Op 13 juni 2025 verdedigde D.R. (David) van Nederpelt in de aula van de VU in Amsterdam zijn proefschrift ‘Aligning image analysis tools with clinical practice in multiple sclerosis’. Zijn promotoren waren prof. dr. Frederik Barkhof en prof. dr. Joep Killestein. Als copromotoren traden dr. ir. Hugo Vrenken en dr. Joost P.A. Kuijer op. Inmiddels is Van Nederpelt in het Amsterdam UMC werkzaam als postdoctoraal onderzoeker.
Wat was het doel van je promotieonderzoek?
Het doel van mijn promotieonderzoek was om MRI-metingen bij mensen met MS betrouwbaarder te maken en beter inzetbaar te maken in de dagelijkse zorg. MRI is een krachtige techniek, maar in de praktijk zijn automatische metingen van laesies, hersenvolume en hersenleeftijd niet altijd stabiel of goed vergelijkbaar tussen verschillende scanners. Ik wilde achterhalen waar die verschillen vandaan komen en hoe we ze kunnen minimaliseren, zodat artsen en patiënten kunnen vertrouwen op deze metingen bij het nemen van behandelbeslissingen. Daarnaast heb ik onderzocht hoe we MRI-data praktisch bruikbaar kunnen maken voor MS-patiënten en hun behandelaren. Zo hebben we bijvoorbeeld referentiecurves voor hersenvolume ontwikkeld op basis van een grote groep mensen met MS.
Wat wil jij dat de klinische dokter van jouw onderzoek weet?
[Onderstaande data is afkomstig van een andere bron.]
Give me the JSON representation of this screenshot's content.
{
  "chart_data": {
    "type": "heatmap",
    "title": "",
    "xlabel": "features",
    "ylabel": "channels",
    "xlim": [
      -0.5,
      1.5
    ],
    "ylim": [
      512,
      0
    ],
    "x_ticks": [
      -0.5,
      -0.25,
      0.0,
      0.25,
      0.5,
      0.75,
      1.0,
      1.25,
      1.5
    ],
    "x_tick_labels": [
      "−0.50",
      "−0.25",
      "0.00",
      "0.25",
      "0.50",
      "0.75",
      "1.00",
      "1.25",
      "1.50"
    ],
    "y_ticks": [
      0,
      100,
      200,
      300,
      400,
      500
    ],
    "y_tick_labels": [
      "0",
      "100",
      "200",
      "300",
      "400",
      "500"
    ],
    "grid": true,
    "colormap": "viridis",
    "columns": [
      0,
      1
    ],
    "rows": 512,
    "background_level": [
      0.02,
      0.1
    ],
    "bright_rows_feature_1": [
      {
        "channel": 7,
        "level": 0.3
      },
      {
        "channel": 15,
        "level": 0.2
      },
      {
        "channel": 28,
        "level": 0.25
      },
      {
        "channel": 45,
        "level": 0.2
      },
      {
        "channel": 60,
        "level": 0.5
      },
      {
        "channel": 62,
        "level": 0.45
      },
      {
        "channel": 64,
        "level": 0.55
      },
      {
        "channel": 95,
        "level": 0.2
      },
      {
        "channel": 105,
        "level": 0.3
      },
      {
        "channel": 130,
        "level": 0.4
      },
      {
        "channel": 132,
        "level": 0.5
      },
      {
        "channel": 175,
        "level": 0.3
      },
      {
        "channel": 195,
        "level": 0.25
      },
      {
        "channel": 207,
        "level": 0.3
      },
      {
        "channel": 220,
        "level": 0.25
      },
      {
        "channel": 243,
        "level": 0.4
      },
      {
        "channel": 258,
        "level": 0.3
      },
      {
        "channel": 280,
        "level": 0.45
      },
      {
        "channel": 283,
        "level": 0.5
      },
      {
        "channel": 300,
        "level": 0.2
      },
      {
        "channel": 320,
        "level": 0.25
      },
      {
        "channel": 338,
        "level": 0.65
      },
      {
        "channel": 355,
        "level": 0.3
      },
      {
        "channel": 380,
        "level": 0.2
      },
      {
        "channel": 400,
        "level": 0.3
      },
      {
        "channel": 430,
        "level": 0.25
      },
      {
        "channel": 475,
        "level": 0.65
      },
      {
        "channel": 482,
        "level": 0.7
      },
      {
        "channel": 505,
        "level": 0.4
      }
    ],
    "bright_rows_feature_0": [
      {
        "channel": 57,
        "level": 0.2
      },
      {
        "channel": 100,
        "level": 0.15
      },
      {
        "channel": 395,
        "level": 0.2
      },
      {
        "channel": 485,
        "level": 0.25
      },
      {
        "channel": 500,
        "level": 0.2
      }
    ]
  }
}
Ik wil dat de klinische dokter weet dat automatische MRI-metingen steeds betrouwbaarder worden en daarmee echt kunnen bijdragen aan betere, meer gepersonaliseerde zorg voor mensen met MS. Door verbeterde software en nieuwe referentiecurves kunnen artsen nu sneller zien of iemand sneller hersenweefsel verliest dan gebruikelijk is bij MS. Dit kan helpen om behandelplannen tijdig bij te stellen. Daarnaast werken we aan gestandaardiseerde MRI-rapportages die beter aansluiten bij wat artsen dagelijks nodig hebben. Zo wordt het gebruik van MRI minder afhankelijk van wie de metingen uitvoert of op welke scanner ze zijn gemaakt.
Wat was het meest frustrerende onderdeel van je onderzoek?
Frustrerend was dat onze oorspronkelijke aanpak om de betrouwbaarheid van MRI-metingen te verbeteren niet opleverde wat we hoopten. Het was soms lastig om niet te blijven hangen in bestaande ideeën, maar juist flexibel te blijven en alternatieven te verkennen. Uiteindelijk was juist die openheid en het zoeken naar andere oplossingen belangrijk om verder te komen.
Welk moment/inzicht bracht een doorbraak?
Een belangrijk moment was tijdens het testen van onze geoptimaliseerde software. We zagen dat de verschillen tussen MRI-scanners kleiner werden en de metingen consistenter waren. Dat gaf veel energie en bevestigde dat onze aanpassingen écht effect hadden. Ook de ontwikkeling van MS-specifieke referentiecurves voelde als een mijlpaal: we konden de MRI-resultaten persoonlijker en relevanter maken voor patiënten.
Wat is de vervolgvraag die voortkomt uit jouw onderzoek?
Een logische vervolgvraag is hoe we deze verbeterde, gestandaardiseerde MRI-metingen breder kunnen implementeren in de dagelijkse zorg, zodat ze voor iedere patiënt met MS beschikbaar zijn. Daarnaast is het belangrijk te onderzoeken hoe deze nieuwe tools artsen kunnen ondersteunen bij het voorspellen van ziektebeloop en het optimaliseren van behandelingen. Ook willen we weten wat het voor patiënten betekent als MRI-uitslagen nauwkeuriger en persoonlijker worden gepresenteerd. Kortom: hoe zorgen we dat de waardevolle informatie uit MRI écht het verschil maakt voor mensen met MS?
Wat neem je zelf mee uit jouw promotieonderzoek? Wat zijn jouw volgende stappen?
Ik neem vooral mee dat techniek en kliniek elkaar enorm kunnen versterken, mits je oog houdt voor de praktijk en de mensen voor wie je het doet. Het werken met patiënten en een multidisciplinair team heeft me laten zien hoe belangrijk samenwerking is. De komende jaren wil ik graag verder werken aan innovatieve toepassingen van medische beeldvorming, op het snijvlak van onderzoek en kliniek. Mijn ambitie is om MRI-tools nog toegankelijker en effectiever te maken, zodat ze écht bijdragen aan betere zorg voor mensen met MS – en wellicht ook andere neurologische aandoeningen.